Cameroun : Pour une approche genrée dans l’inclusion financière
Cette note de Baltazar ATANGANA, expert genre et inclusion, porte sur l’étude intitulée « Analyse des facteurs pouvant limiter l’accessibilité des femmes aux services financiers en milieu rural au Cameroun », réalisée par Dr. Christian ELOUNDOU avec le soutien du projet d’Appui au Développement de la Microfinance Rurale (PADMIR) financé par le FIDA et le gouvernement camerounais. Cette étude a pour but d’identifier et d’analyser les freins socio-économiques à l’émergence financière des femmes en milieu rural camerounais.
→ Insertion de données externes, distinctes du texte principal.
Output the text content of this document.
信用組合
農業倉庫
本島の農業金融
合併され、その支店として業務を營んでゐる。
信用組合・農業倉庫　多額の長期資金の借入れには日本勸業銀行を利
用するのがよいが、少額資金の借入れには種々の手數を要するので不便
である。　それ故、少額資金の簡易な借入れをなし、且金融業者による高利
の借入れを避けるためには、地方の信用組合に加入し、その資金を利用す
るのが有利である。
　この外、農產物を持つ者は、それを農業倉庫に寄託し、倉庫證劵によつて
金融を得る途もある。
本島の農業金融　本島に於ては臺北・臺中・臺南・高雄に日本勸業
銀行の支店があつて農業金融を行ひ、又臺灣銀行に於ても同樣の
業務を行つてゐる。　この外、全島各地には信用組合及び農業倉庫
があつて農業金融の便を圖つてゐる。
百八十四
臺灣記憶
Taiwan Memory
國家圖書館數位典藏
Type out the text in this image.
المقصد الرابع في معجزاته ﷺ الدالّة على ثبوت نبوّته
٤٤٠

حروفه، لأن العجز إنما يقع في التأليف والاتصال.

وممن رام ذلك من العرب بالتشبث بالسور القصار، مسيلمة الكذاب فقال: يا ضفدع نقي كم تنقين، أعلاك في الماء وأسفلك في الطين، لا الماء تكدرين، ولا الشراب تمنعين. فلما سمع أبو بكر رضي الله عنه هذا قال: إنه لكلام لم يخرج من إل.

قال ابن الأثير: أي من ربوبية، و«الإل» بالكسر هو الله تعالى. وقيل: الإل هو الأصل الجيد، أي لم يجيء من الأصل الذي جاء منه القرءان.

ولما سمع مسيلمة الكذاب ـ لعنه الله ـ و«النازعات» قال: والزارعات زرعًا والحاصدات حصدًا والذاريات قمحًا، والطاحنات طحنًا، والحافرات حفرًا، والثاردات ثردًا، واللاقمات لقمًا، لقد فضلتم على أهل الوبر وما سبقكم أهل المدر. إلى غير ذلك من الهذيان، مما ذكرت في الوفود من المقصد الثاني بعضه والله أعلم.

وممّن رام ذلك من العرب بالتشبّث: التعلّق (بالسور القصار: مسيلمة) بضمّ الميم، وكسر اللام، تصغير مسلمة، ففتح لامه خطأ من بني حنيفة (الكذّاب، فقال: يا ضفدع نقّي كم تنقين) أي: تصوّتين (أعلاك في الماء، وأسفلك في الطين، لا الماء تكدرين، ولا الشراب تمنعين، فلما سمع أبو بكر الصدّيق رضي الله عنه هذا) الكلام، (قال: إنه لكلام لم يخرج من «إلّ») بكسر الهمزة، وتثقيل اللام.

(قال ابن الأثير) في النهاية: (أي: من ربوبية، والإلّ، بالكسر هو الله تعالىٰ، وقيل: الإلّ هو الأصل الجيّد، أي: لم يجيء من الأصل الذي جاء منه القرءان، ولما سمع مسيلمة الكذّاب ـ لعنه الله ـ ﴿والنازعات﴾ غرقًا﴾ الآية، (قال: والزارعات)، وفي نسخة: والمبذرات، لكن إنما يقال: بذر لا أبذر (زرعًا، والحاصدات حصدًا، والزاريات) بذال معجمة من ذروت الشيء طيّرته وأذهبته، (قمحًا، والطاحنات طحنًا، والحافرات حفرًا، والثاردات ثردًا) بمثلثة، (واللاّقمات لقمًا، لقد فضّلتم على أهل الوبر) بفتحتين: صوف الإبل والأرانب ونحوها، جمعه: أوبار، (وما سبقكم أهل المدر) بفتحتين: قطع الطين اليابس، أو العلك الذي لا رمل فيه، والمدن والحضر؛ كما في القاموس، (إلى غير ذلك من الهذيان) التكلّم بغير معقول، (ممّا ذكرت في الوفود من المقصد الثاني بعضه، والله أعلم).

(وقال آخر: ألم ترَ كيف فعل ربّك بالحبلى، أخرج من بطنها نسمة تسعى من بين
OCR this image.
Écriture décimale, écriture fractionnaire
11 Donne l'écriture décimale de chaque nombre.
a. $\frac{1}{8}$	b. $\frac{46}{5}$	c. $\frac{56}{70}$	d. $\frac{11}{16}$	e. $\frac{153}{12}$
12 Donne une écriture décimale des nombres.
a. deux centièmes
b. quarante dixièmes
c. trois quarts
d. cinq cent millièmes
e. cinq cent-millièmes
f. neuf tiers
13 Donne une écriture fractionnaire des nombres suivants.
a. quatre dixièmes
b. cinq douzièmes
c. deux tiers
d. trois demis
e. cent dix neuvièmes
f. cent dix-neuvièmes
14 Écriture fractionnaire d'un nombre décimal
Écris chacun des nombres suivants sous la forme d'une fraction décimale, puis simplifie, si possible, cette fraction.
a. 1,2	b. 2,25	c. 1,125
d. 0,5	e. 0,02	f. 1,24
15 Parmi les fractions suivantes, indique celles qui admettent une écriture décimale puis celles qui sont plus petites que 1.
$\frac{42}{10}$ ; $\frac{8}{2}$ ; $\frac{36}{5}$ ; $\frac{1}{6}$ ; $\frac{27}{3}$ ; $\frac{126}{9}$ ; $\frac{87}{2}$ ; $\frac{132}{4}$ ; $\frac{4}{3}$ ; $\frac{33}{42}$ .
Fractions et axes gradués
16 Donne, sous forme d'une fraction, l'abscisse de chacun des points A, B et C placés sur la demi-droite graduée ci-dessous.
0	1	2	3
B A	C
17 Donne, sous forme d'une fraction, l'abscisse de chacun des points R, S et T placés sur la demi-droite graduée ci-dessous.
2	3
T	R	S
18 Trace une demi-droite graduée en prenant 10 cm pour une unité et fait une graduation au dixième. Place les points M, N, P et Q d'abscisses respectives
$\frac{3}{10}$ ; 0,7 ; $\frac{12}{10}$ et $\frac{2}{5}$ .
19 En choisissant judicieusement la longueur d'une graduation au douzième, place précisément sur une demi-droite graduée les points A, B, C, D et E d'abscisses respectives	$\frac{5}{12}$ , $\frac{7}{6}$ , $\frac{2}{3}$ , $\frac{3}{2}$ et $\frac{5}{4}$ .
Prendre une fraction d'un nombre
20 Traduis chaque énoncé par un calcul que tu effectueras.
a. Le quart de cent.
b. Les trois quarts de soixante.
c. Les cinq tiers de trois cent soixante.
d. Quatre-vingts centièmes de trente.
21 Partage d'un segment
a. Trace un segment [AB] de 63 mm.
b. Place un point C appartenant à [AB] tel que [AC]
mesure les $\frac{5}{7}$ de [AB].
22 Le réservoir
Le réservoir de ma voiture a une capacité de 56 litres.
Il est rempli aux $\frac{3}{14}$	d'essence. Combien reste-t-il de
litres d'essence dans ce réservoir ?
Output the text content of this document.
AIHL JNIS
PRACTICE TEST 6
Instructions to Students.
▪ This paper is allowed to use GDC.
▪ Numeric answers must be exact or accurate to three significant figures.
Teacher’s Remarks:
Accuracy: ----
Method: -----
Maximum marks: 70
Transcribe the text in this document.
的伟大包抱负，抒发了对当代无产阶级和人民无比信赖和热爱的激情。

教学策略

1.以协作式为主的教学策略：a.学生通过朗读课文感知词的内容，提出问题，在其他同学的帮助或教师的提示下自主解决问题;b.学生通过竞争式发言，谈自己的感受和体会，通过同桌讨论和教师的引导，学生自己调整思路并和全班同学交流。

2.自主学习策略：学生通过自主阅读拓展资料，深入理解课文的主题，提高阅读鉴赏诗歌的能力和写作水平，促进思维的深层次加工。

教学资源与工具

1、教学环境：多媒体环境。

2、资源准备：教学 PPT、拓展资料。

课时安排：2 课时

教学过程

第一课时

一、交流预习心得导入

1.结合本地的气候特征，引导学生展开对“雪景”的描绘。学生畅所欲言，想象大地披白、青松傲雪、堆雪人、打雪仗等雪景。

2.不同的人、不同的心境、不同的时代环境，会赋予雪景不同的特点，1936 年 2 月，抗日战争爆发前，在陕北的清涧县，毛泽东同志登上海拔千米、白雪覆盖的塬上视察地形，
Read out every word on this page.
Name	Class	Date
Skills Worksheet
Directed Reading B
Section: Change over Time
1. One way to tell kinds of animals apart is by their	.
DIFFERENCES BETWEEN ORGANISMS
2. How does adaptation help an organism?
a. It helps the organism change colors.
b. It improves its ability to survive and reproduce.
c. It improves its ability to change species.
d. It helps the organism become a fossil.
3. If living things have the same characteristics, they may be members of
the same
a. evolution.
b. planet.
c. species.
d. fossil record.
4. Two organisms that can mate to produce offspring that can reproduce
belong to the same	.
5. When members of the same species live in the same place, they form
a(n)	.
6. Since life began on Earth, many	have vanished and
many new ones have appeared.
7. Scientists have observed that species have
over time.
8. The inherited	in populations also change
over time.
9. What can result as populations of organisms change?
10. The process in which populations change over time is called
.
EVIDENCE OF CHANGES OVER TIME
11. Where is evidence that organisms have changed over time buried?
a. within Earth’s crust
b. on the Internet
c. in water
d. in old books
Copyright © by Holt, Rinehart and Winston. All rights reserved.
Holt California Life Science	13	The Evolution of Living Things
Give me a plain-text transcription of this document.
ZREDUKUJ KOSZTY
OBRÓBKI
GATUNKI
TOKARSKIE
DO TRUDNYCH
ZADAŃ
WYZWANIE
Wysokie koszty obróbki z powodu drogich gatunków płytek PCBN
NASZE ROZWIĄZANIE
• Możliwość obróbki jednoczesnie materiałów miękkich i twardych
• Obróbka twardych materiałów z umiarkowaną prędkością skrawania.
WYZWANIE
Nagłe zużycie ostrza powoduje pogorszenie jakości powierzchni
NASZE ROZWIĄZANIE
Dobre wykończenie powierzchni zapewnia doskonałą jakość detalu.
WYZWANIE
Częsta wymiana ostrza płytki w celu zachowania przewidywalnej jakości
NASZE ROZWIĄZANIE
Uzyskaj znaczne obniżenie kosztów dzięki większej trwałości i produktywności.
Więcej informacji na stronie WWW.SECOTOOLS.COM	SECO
Dans un contexte marqué par les polycrises entrainées par les récents bouleversements économiques, climatiques, technologiques et géopolitiques, cette étude démontre que l’accès au financement des femmes dans les zones rurales reste un problème important. Comme facteurs pouvant limiter l’accès des femmes aux services financiers en milieu rural, l’étude a identifié : le faible contrôle des ressources foncières du ménage ; la rigidité des modalités d’octroi des services dans les EMF ; le manque de garanties ; le faible niveau de formation des femmes ; l’auto-exclusion des femmes, le manque de motivation et enfin l’influence des conjoints.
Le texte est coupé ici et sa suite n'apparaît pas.